Re: [PATCH 1/2] KVM: x86: Allow userspace to opt out of hypercall patching

Maxim Levitsky <mlevitsk@xxxxxxxxxx> · Wed, 24 Aug 2022 18:06:05 +0300

On Wed, 2022-08-24 at 14:43 +0000, Sean Christopherson wrote:
> On Wed, Aug 24, 2022, Maxim Levitsky wrote:
> > On Mon, 2022-03-28 at 18:28 +0000, Sean Christopherson wrote:
> > > On Mon, Mar 28, 2022, Oliver Upton wrote:
> > > > While I was looking at #UD under nested for this issue, I noticed:
> > > > 
> > > > Isn't there a subtle inversion on #UD intercepts for nVMX? L1 gets first dibs
> > > > on #UD, even though it is possible that L0 was emulating an instruction not
> > > > present in hardware (like RDPID).
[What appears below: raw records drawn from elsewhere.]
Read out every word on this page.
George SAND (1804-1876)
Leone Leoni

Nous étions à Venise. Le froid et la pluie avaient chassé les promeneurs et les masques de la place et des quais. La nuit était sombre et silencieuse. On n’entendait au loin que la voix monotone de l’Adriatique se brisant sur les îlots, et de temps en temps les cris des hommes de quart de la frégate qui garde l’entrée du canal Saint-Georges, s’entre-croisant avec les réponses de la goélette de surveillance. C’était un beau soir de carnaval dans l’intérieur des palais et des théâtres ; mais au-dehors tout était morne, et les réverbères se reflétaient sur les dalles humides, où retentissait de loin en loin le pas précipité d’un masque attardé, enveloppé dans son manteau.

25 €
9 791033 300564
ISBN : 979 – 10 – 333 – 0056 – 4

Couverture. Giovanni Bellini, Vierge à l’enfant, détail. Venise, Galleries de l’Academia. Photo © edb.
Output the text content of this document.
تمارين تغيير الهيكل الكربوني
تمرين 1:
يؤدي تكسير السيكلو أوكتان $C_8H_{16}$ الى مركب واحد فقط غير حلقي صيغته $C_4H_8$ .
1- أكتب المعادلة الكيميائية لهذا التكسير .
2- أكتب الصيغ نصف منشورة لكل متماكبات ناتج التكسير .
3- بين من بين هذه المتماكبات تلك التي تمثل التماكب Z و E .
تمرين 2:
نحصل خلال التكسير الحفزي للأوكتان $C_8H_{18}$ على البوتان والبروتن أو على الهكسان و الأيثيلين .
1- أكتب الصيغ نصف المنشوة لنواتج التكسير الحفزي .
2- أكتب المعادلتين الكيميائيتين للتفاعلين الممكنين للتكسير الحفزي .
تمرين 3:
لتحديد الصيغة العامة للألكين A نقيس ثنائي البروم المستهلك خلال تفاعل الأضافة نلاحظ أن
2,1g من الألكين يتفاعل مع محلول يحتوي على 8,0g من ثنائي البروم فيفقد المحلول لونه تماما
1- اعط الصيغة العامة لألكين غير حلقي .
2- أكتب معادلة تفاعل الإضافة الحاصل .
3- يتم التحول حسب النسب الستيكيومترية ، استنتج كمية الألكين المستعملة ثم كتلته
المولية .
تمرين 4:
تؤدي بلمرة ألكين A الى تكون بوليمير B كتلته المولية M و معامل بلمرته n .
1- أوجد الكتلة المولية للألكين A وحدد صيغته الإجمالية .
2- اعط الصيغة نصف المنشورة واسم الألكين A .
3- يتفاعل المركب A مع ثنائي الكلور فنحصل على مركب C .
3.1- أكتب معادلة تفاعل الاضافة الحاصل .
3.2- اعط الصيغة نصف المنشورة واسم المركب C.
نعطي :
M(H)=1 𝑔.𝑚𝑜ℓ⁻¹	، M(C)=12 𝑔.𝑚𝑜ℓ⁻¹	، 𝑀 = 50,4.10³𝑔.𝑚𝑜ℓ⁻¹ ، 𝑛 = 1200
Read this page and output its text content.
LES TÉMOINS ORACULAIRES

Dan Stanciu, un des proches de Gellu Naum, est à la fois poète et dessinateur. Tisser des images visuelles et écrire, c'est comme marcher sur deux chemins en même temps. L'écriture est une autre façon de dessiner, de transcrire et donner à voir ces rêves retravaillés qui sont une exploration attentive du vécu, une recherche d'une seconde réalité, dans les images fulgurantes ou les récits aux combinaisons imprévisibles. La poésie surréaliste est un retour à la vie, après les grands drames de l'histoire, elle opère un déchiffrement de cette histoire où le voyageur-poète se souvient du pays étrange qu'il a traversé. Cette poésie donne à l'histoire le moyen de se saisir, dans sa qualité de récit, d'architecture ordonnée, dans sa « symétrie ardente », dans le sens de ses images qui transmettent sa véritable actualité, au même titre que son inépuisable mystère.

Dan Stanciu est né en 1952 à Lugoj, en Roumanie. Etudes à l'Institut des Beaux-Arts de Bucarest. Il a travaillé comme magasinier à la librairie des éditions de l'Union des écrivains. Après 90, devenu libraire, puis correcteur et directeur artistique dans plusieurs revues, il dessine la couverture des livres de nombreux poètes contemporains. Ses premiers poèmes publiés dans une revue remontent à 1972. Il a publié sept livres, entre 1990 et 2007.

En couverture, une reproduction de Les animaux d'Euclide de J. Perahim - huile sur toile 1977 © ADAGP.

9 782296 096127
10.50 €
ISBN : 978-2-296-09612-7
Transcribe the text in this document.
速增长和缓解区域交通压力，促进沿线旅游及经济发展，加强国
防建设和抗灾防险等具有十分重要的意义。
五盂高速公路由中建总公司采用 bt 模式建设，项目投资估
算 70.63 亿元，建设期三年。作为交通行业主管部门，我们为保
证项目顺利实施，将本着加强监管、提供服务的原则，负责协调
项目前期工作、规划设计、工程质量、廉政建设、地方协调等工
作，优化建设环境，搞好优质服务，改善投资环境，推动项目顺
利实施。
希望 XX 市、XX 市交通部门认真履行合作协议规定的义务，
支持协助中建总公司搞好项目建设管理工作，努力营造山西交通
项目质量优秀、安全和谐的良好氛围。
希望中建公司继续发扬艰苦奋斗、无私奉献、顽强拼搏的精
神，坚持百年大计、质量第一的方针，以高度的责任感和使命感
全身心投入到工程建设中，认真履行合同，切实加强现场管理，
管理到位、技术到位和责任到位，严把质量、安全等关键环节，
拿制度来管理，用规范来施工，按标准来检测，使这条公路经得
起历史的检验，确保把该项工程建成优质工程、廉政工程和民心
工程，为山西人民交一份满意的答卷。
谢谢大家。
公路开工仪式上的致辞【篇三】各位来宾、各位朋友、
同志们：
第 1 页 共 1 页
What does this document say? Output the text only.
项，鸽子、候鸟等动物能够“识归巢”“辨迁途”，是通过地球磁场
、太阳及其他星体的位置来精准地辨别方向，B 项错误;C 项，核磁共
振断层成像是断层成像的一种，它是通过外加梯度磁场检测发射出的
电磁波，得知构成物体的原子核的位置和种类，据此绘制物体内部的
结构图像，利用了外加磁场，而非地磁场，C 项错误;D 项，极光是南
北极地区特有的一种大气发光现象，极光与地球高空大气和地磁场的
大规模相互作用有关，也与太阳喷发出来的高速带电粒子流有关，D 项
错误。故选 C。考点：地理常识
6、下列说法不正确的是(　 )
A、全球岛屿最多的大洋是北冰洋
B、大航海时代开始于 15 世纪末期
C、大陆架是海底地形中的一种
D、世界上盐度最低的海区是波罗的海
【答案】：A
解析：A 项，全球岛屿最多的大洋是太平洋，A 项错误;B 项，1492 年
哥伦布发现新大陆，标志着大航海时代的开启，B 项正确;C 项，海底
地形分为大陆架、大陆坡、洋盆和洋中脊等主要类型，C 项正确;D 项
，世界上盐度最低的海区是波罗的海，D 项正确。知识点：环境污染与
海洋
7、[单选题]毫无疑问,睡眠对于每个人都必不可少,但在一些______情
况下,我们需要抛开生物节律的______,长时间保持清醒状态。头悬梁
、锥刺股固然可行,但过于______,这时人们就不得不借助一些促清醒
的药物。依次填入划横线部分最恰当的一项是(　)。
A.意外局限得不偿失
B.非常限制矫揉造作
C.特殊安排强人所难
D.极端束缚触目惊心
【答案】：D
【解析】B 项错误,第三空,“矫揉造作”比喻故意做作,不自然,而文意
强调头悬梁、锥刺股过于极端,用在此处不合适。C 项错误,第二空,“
If L1 passed through RDPID the #UD
> > > > should not be reflected to L1.
> > > 
> > > Yes, it's a known bug.
> > > 
> > > > I believe this would require that we make the emulator aware of nVMX which
> > > > sounds like a science project on its own.
> > > 
> > > I don't think it would require any new awareness in the emulator proper, KVM
> > > would "just" need to ensure it properly morphs the resulting reflected #UD to a
> > > nested VM-Exit if the emulator doesn't "handle" the #UD.  In theory, that should
> > > Just Work...
> > > 
> > > > Do we write this off as another erratum of KVM's (virtual) hardware on VMX? :)
> > > 
> > > I don't think we write it off entirely, but it's definitely on the backburner
> > > because there are so precious few cases where KVM emulates on #UD.  And for good
> > > reason, e.g. the RDPID case takes an instruction that exists purely to optimize
> > > certain flows and turns them into dreadfully sloooow paths.
> > > 
> > 
> > I noticed that 'fix_hypercall_test' selftest fails if run in a VM. The reason is
> > that L0 patches the hypercall before L1 sees it so it can't really do anything
> > about it.
> > 
> > Do you think we can always stop patching hypercalls for the nested guest regardless
> > of the quirk, or that too will be considered breaking backwards compatability?
> 
> Heh, go run it on Intel, problem solved ;-)
> 
> As discussed last year[*], it's impossible to get this right in all cases, ignoring
> the fact that patching in the first place is arguably wrong.  E.g. if KVM is running
> on AMD hardware and L0 exposes an Intel vCPU to L1, then it sadly becomes KVM's
> responsibility to patch L2 because from L1's perspective, a #UD on Intel's VMCALL
> in L2 is spurious.
> 
> Regardless of what path we take, I do think we should align VMX and SVM on exception
> intercept behavior.

Maybe then we should at least skip the unit test if running nested (should be easy to check the hypervisor
cpuid)?

Oh well, I do understand you that the whole 'patching' thing is one big mess :(

I wonder how hard it will be to ask Qemu to disable this quirk....

Best regards,
	Maxim Levitsky

> 
> [*] https://lore.kernel.org/all/YEZUhbBtNjWh0Zka@xxxxxxxxxx
>